И пусть кто-то считал этот успех не вполне заслуженным, в 1989 году Стивен мог сказать, что он вопреки всему одержал победу. Королева наградила его орденом Кавалеров почета – кроме самой королевы, этот орден одновременно могут носить не более шестидесяти пяти человек. Это одна из высших почестей, какой может отметить своего подданного британский монарх. Университет Кембриджа присвоил Стивену почетную степень доктора наук, хотя обычно членам своих же колледжей почетная степень не присваивается. Диплом Хокинг получил из рук принца Филиппа, канцлера университета, и принял участие в торжественной процессии, выходившей из здания Сената под пение хоров Кингс-колледжа и колледжа Сент-Джон и под аккомпанемент ансамбля ударных Кембриджского университета. “Этот год оказался для Стивена самым успешным, – сказала Джейн. – И он очень счастлив”. Он и правда любил свою работу. Сам Стивен говорил: “У меня прекрасная семья, успехи в работе, я написал бестселлер. Чего еще и желать?” Он заслужил свою славу и имел право насладиться ею. Человеку, в 21 год думавшему, что его жизнь кончена, такой поворот событий мог и в голову ударить: эк он подшутил над судьбой!
Но подшучивала и судьба: оглушительный успех книги повлек за собой и кое-какие не столь благоприятные последствия. Меньше времени оставалось на работу. Студенты жаловались на избыток “внеаудиторной деятельности”. Постоянные посетители – и Стивен никому не отказывал. Сплошные поездки – а он впихивал в свой график еще и еще. Огромное количество писем. На первые вопросы читателей “Краткой истории времени” он отвечал сам, но почти сразу же захлебнулся в этом потоке. Справляться с почтой пришлось аспирантам и секретарше.
Известность бывает подчас утомительной. “Благодаря своей популярности мне удается добиться, чтобы дело делалось, помочь другим инвалидам, – говорил Хокинг в одном интервью. – С другой стороны, меня всюду узнают, я никуда не могу отправиться просто так: люди подходят, говорят, как им понравилась книга, фотографируются со мной. Я рад иметь таких читателей, но все же иногда хотелось бы побыть одному”. Он запрограммировал синтезатор речи произносить фразу: “Меня часто принимают за него”. Или: “Меня часто принимают за Стивена Хокинга”. Кого он надеялся обмануть?

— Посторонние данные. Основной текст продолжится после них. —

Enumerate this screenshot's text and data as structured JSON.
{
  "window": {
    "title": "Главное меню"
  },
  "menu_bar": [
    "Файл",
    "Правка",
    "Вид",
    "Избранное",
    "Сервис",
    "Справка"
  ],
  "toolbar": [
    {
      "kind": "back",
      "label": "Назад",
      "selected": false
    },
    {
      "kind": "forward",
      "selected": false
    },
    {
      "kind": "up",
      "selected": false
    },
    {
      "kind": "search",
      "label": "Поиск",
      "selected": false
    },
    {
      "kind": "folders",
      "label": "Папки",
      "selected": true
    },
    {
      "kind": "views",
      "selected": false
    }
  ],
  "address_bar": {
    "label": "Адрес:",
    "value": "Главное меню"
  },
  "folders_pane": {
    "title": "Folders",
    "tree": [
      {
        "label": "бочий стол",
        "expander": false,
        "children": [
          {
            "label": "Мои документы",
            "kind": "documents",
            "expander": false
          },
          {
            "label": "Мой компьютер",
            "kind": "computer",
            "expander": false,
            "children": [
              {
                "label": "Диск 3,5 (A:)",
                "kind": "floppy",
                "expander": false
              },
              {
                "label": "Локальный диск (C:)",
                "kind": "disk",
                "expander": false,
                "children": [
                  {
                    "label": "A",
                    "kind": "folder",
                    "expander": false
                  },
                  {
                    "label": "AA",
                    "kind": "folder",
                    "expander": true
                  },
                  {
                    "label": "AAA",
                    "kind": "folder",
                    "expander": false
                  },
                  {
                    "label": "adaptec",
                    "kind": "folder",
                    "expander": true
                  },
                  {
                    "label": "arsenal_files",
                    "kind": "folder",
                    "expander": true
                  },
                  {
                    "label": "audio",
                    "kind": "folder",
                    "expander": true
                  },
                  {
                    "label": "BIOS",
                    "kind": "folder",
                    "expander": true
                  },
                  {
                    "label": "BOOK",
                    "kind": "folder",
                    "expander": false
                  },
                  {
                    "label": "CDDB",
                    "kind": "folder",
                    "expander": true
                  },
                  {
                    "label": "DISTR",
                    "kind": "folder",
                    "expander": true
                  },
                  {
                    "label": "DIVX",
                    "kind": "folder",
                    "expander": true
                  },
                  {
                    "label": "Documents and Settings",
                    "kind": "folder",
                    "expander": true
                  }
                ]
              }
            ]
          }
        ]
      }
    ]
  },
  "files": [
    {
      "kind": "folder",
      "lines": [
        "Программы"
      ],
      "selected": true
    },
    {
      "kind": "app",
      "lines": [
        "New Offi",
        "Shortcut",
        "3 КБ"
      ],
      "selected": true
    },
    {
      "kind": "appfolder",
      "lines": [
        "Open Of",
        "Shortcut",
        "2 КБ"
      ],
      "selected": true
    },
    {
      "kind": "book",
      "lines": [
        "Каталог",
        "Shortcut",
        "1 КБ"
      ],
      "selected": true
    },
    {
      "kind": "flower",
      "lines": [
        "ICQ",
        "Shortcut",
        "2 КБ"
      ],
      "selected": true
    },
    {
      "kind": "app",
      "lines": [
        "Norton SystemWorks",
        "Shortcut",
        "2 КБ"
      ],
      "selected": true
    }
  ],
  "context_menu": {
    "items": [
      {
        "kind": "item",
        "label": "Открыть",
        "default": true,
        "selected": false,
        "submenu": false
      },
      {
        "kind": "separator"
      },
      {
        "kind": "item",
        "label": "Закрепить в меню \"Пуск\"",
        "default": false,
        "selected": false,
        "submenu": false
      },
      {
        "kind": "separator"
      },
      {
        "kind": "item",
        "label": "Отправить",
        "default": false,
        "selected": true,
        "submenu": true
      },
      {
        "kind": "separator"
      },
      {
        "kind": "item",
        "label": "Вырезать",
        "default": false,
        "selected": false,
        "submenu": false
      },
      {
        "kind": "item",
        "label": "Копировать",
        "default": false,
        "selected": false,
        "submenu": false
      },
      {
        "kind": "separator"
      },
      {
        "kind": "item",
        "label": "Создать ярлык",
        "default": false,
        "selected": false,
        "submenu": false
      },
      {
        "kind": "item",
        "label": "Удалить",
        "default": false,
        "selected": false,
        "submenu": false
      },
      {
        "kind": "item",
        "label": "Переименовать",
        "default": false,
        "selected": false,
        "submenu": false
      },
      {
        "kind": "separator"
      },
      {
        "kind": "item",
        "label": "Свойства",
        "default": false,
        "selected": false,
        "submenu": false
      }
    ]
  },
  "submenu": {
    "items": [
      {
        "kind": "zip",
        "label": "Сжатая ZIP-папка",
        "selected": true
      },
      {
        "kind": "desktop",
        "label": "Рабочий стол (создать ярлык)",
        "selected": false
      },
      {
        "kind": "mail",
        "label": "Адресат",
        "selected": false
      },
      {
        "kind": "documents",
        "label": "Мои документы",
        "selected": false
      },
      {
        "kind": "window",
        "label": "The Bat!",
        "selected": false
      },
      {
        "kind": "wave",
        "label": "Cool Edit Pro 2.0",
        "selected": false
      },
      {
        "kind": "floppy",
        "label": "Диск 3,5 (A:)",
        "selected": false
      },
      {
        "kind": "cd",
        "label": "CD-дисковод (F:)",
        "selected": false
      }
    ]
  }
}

Чем плотнее набивал свое и без того перегруженное расписание Хокинг, тем сильнее его коллеги волновались, что науку он вовсе забросит. Однако исследования продолжались. Очередной визит в Калтех в июне 1990 года помог Стивену закончить одно давнее дельце. За шестнадцать лет со времени их спора с Торном накопились данные, свидетельствующие с вероятностью до 95 %, что Лебедь Х-1 все-таки черная дыра. Стивен решил, что настало время расплатиться по тому пари. Торн как раз уехал в Москву, а Хокинг “с сообщниками” проник в его кабинет, где висел обрамленный лист с условиями пари, велел написать на нем, что признает свое поражение, и вместо подписи приложил большой палец.
Покуда ставший знаменитостью физик объезжал дальние страны, в голове он путешествовал на куда более дальние – несравнимо более дальние – расстояния. Еще в 1956 году Джон Уилер придумал термин “квантовые кротовые норы”. И теперь Стивен пытался проникнуть сквозь эти норы туда, где не ступала не только нога, но и мысль человека – в “младенчество вселенных”. Остановимся рядом с ним вне времени и пространства – отсюда открывается лучший вид.
Новый взгляд на воздушный шарик вселенной
Хокинг советует вообразить огромный, стремительно раздувающийся шар. Это и есть наша вселенная. Точки на поверхности шара – звезды и галактики. Рядом с точками – морщинки и неровности. Эйнштейн предсказывал, что в присутствии материи и/или энергии пространство-время искривляется.
Если рассматривать поверхность воздушного шарика под слабым микроскопом, она покажется достаточно гладкой, несмотря на морщинки. Но стоит глянуть на нее сквозь мощные линзы, и мы убедимся, что не такая уж она однородная. Эта поверхность словно вибрирует, размывается, расплывается (см. рис. 10.9).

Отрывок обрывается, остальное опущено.